Genetic basis of host adaptation and host switching
The capacity for some pathogens to infect different host-species is a major threat to public health and food security. In collaboration with the New Hampshire Veterinary Diagnostic Lab, we have collected >1,100 clinical isolates of >25 species of Staphylococcus from >15 wild and domestic animals. Little is known of the evolutionary history of these rare species of Staphylococcus, which are now being recognized as major opportunistic pathogens of humans and animals. These species can also act as a major reservoir for many transferrable antimicrobial resistance determinants and virulence-related genes.
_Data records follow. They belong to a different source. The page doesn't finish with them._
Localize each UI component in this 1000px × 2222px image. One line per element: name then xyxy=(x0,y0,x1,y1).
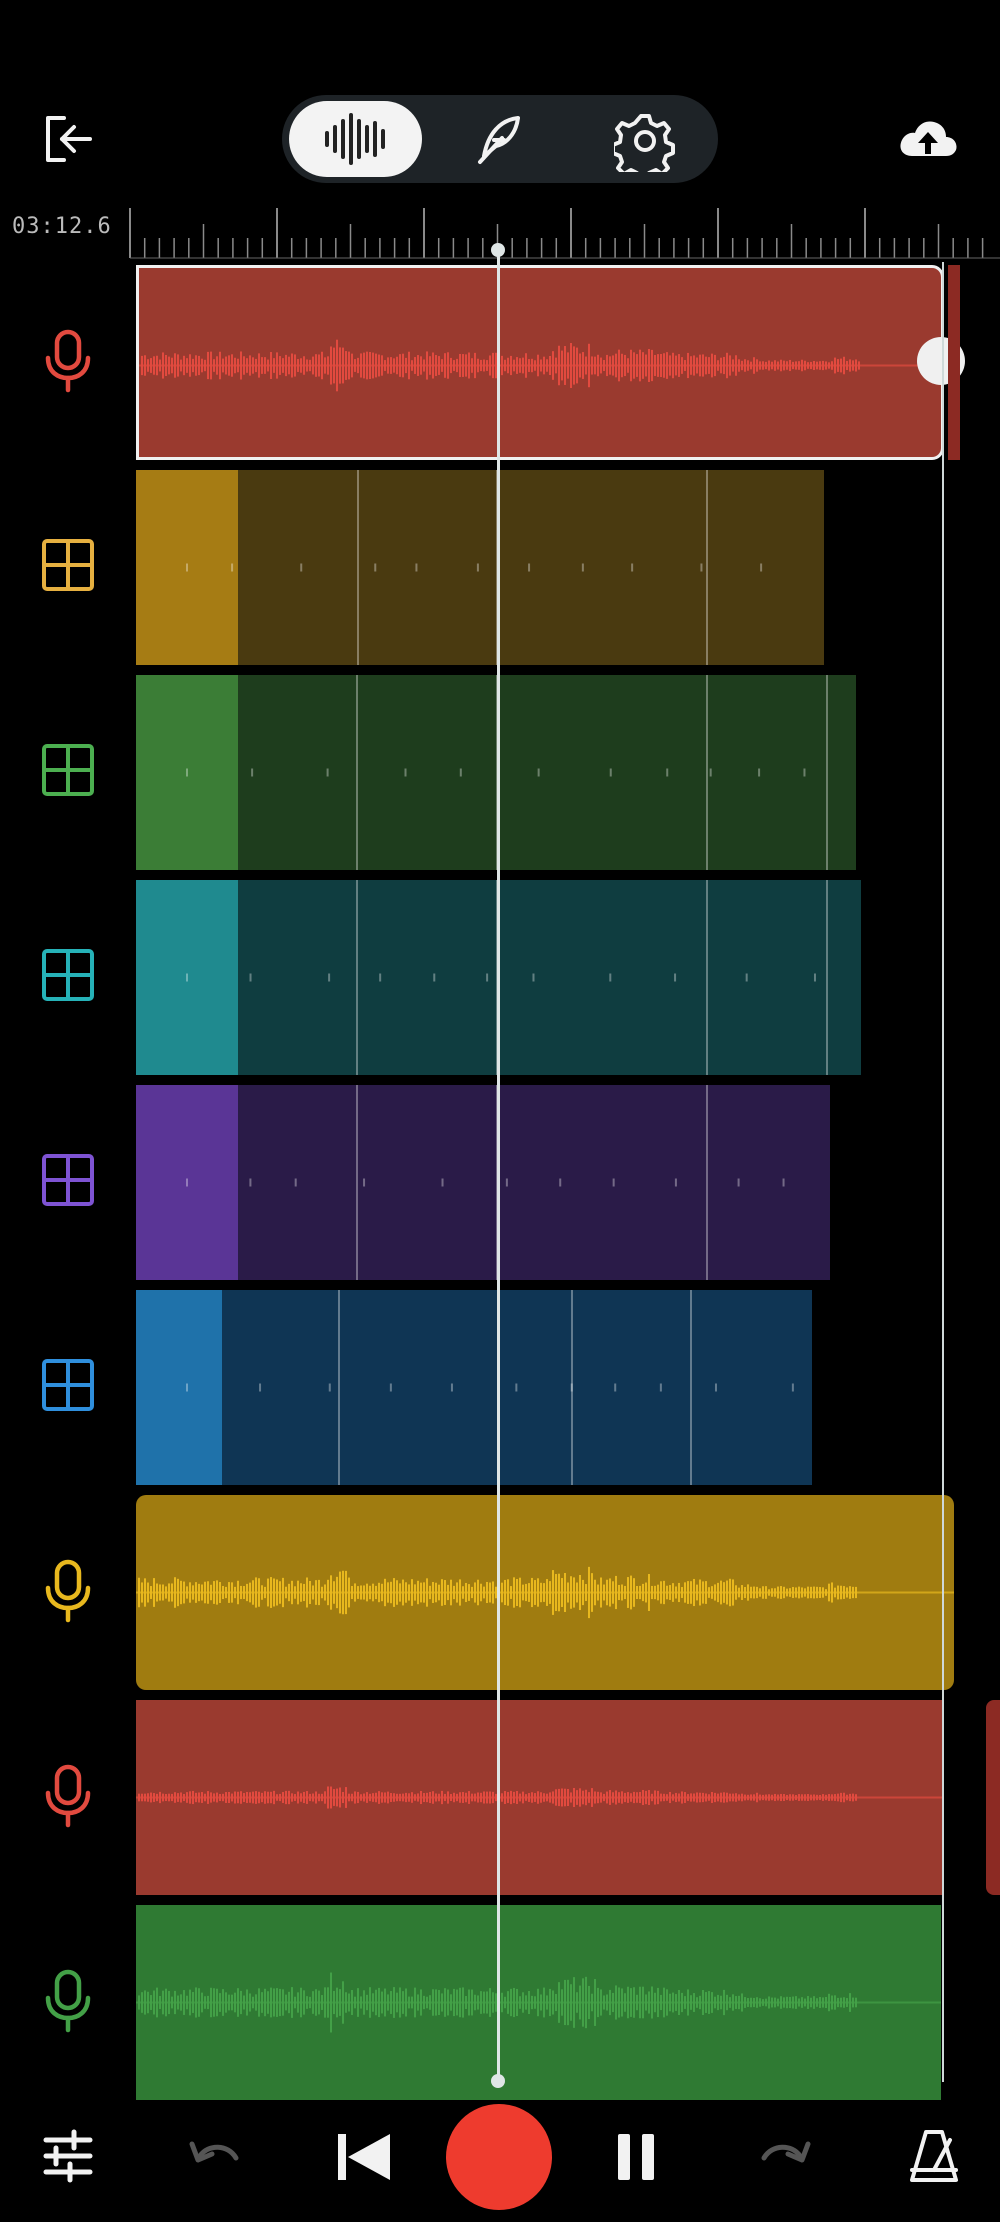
audio-waveform xyxy=(136,1972,941,2033)
audio-clip[interactable] xyxy=(136,1495,954,1690)
pattern-notes xyxy=(186,1383,794,1392)
gear-icon[interactable] xyxy=(611,110,676,182)
pattern-clip[interactable] xyxy=(136,1290,812,1485)
microphone-icon[interactable] xyxy=(30,1962,106,2038)
cloud-upload-icon[interactable] xyxy=(896,112,960,166)
microphone-icon[interactable] xyxy=(30,322,106,398)
mixer-sliders-icon[interactable] xyxy=(40,2128,96,2184)
exit-icon[interactable] xyxy=(34,108,96,170)
pattern-notes xyxy=(186,563,763,572)
pattern-notes xyxy=(186,768,806,777)
time-readout: 03:12.6 xyxy=(12,214,112,239)
undo-icon[interactable] xyxy=(186,2132,244,2182)
microphone-icon[interactable] xyxy=(30,1552,106,1628)
playhead-knob-bottom[interactable] xyxy=(491,2074,505,2088)
grid-icon[interactable] xyxy=(30,1142,106,1218)
redo-icon[interactable] xyxy=(756,2132,814,2182)
mode-waveform-tab[interactable] xyxy=(289,101,422,177)
waveform-icon xyxy=(325,113,385,165)
grid-icon[interactable] xyxy=(30,527,106,603)
skip-to-start-icon[interactable] xyxy=(334,2130,394,2184)
audio-waveform xyxy=(136,1786,944,1809)
pattern-clip[interactable] xyxy=(136,675,856,870)
quill-icon[interactable] xyxy=(470,110,530,170)
audio-clip[interactable] xyxy=(136,1905,941,2100)
playhead-knob-top[interactable] xyxy=(491,243,505,257)
playhead[interactable] xyxy=(497,245,500,2085)
audio-waveform xyxy=(136,1566,954,1619)
pattern-clip[interactable] xyxy=(136,1085,830,1280)
record-button[interactable] xyxy=(444,2102,554,2212)
audio-clip[interactable] xyxy=(136,1700,944,1895)
pause-icon[interactable] xyxy=(612,2130,662,2184)
track-end-strip xyxy=(986,1700,1000,1895)
grid-icon[interactable] xyxy=(30,732,106,808)
audio-clip[interactable] xyxy=(136,265,944,460)
audio-waveform xyxy=(139,339,941,392)
pattern-notes xyxy=(186,1178,785,1187)
top-bar xyxy=(0,0,1000,200)
track-end-strip xyxy=(948,265,960,460)
metronome-icon[interactable] xyxy=(904,2126,964,2186)
microphone-icon[interactable] xyxy=(30,1757,106,1833)
pattern-clip[interactable] xyxy=(136,470,824,665)
track-area[interactable] xyxy=(0,260,1000,2100)
grid-icon[interactable] xyxy=(30,937,106,1013)
transport-bar xyxy=(0,2090,1000,2222)
loop-end-marker[interactable] xyxy=(942,262,944,2082)
grid-icon[interactable] xyxy=(30,1347,106,1423)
We also collaborate with Dr. Diana Northup (Univ. of New Mexico) to study Streptomyces bacteria from 12 species of bats. Streptomyces are prolific producers of bioactive specialized metabolites and are known as the major source of naturally-derived antibiotics and many pharmaceutically relevant compounds (e.g., antifungals, antitumor, antihelminths, antiprotozoans, immunosuppressants) that we use today.
For both genera, we study how the presence/absence and distribution of core alleles, accessory genes and mobile genetic elements contribute to their ability to colonize different animal host-species.
Drivers of the evolution and spread of antimicrobial resistance
We study the genomic, population, epidemiological and evolutionary drivers of drug-resistant bacterial pathogens. We use whole genome sequencing to elucidate disease outbreaks, transmission, virulence and the local and global spread of antimicrobial resistance. We are interested in resistance genes that are horizontally acquired and how they are transmitted across the population and in different ecological niches.
Bloodstream infections cause significant patient morbidity and mortality worldwide. Of major concern is the emergence and spread of antimicrobial resistant pathogens in bloodstream infections, which are associated with therapeutic failure and increased mortality. We study multiple bacterial species that are implicated in bloodstream infections, such as Staphylococcus aureus, Escherichia coli, Klebsiella spp. and Enterobacter cloacae in collaboration with Dr. Isabella Martin (Dartmouth-Hitchcock Medical Center).
We also collaborate with the New Hampshire Dept. of Health and Human Services and the New York Wadsworth Center to carry out genomic analyses of diverse bacterial pathogens that cause foodborne infections (Campylobacter, Salmonella, Listeria).